Y claro que los gobernantes andaluces pueden
esgrimir ese escudo. No se trata de una
ocurrencia surrealista del Consejero de
Innovación, sino el aprovechamiento en su
beneficio de una apisonadora legal que desde 1999
cercena con la eficacia del zarpazo estalinista
el acceso a buena parte de la información
necesaria para el esclarecimiento de
irregularidades administrativas o la
transparencia de datos de interés colectivo
sustancial que, custodiados por los poderes
públicos, pueden ser explotados a conveniencia
de los custodiantes.
La vigente Ley
de Protección de Datos considera dato de
carácter personal «cualquier información
perteneciente a personas físicas identificadas o
identificables». Define como tratamiento de
datos [las] «operaciones y procedimientos
técnicos, de carácter automatizado o no, que
permitan la recogida, grabación, conservación,
elaboración, modificación, bloqueo y
cancelación, así como las cesiones de datos que
resulten de comunicaciones, consultas,
interconexiones y transferencias». Y establece
que toda la cohorte de candados y mordazas que
despliega -para privilegiar una intimidad
personal que nada sabe de otros derechos
democráticos de libertad de información,
control ciudadano de los poderes públicos o
seguridad jurídica-, será de aplicación a
todos «los datos de carácter personal, que los
haga susceptibles de tratamiento, y a toda
modalidad de uso posterior de estos datos por los
sectores público y privado».
En virtud de tan
totalitaria y absolutista concatenación
cualquier dato por el que se pudiera identificar
a una persona -cuando rellena cualquier impreso
administrativo, por ejemplo-, queda ya
restringido al cometido para el que fue
facilitado y su revelación o cesión a terceros
sin consentimiento expreso del afectado se
convierte en acción ilícita perseguible con
durísimas sanciones.

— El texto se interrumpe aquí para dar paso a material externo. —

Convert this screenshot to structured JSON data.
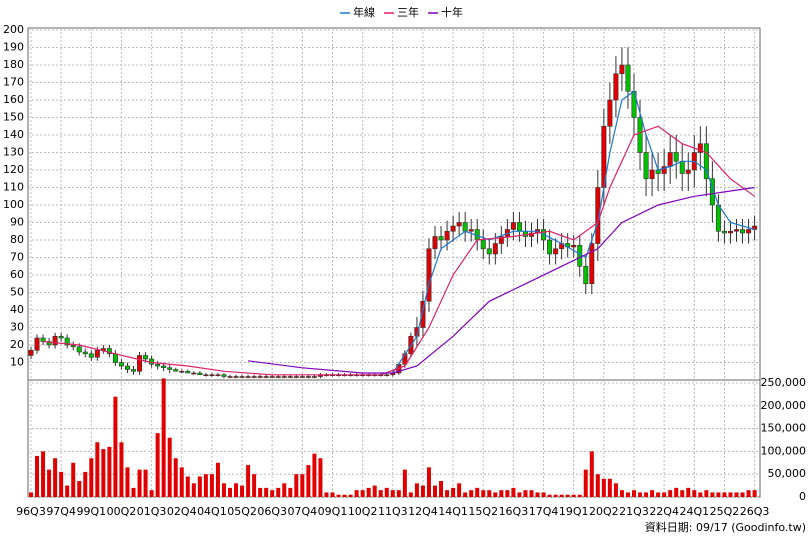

Como no podía ser de otro
modo, el Estado y sus administraciones se
reservan para sí la excepcionalidad de
intercambiar, reelaborar e incluso publicar todos
aquellos datos personalizados que estime
necesarios para el ejercicio de sus funciones y
las correspondientes normas específicas así lo
determinen. En virtud de esa facultad, un
Ayuntamiento, por ejemplo, puede divulgar los
datos de morosos en el pago de la tasa de
basuras, mediante el correspondiente boletín
oficial. Pero ni el ciudadano individual ni
organizaciones de ningún tipo pueden exigir la
revelación de esos datos, pues la ley no sólo
no contempla el derecho ciudadano a saber (si,
como en el caso de la hija de Manuel Chaves, los
administradores quizá prefieran evitar ese
conocimiento a la opinión pública), sino que
convierte en punible la revelación en caso de
que el responsable sufriera un ataque de
solidaria transparencia democrática.
Es cierto que en
el ejercicio de competencias legítimas cruzadas,
un juez podría reclamar el listado conflictivo y
dirimir la comisión o no de irregularidades.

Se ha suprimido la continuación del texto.